Typical web site usability measures.
- Performance (quantitative) measures.
- Requires careful observation but not judgmental decisions.
- Examples:
- Counting how much time people take to do a task. (Time on task is the total time needed to carry out a task, whether the time is spent pondering instructions or waiting for web pages to load.)
- Counting errors.
- Counting how many times participants make the same mistake.
- Counting how much time participants take navigating menus.
- Percent of tasks completed.
- Ratio of successes to failures.
- Time spent on errors.
- Subjective measures (via post-test questionnaire and/or
comments made during the test, using thinking aloud protocol).

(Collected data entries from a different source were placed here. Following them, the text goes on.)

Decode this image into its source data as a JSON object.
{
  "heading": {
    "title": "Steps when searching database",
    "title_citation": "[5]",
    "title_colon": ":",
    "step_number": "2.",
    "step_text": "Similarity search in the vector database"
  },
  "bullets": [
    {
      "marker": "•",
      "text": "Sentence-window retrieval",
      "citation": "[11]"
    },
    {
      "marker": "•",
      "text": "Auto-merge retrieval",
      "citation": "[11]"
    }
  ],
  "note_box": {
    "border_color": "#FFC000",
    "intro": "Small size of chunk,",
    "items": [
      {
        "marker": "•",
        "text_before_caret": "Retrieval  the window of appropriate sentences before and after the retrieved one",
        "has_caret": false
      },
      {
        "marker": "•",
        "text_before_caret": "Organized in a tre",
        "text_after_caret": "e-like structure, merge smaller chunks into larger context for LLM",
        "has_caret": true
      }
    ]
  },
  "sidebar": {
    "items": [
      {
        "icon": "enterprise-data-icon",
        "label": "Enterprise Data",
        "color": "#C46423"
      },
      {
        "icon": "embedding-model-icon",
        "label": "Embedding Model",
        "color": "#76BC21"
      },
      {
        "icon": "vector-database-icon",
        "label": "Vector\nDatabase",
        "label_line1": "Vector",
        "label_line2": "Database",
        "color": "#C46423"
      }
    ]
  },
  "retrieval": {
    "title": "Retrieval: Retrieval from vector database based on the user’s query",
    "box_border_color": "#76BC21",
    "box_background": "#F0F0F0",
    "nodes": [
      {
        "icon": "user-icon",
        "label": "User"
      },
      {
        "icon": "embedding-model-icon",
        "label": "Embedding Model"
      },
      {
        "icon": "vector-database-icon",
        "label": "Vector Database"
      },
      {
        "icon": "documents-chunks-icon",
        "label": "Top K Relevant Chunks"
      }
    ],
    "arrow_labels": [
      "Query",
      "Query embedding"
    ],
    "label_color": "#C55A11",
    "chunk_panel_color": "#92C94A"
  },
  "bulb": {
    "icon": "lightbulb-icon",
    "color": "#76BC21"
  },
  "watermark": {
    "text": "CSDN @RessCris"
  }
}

- Can be quantitative or qualitative.
- Examples:
- You can use a likert scale and ask people to judge how easy or difficult the site is to use. Then you would average collective responses of all participants.
- Observations of spontaneous comments of frustration.
- Observations of spontaneous comments of confusion.
- Observations of spontaneous comments of satisfaction.
Types of data that can be measured.
- Nominal data can only be named. It is derived from response in the form of words and phrases. You can count the number of responses that fit a particular descriptor.
- Ordinal data is data that is rank ordered. For instance if you give participants a list of items and ask them to rate the importance of each item.
- Interval data falls on an interval scale, in which numbers on the scale have equal distance-value from one another. Interval data has no absolute zero. (e.g. thermometer uses an interval scale).
- Ratio data is the most precise sort of data because it does have an absolute zero and like interval data its units are equally sized. (e.g. time, number of clicks, number of errors).
Measures of central tendencies.
- The mean is the arithmetical average of all data.
- The median is the value that occurs in the middle of the data when it is arranged in order.
- The mode is the most commonly occurring value in the data set.
Matching measures to goals and concerns.
- Performance measures should be directly tied to the set goals and concerns.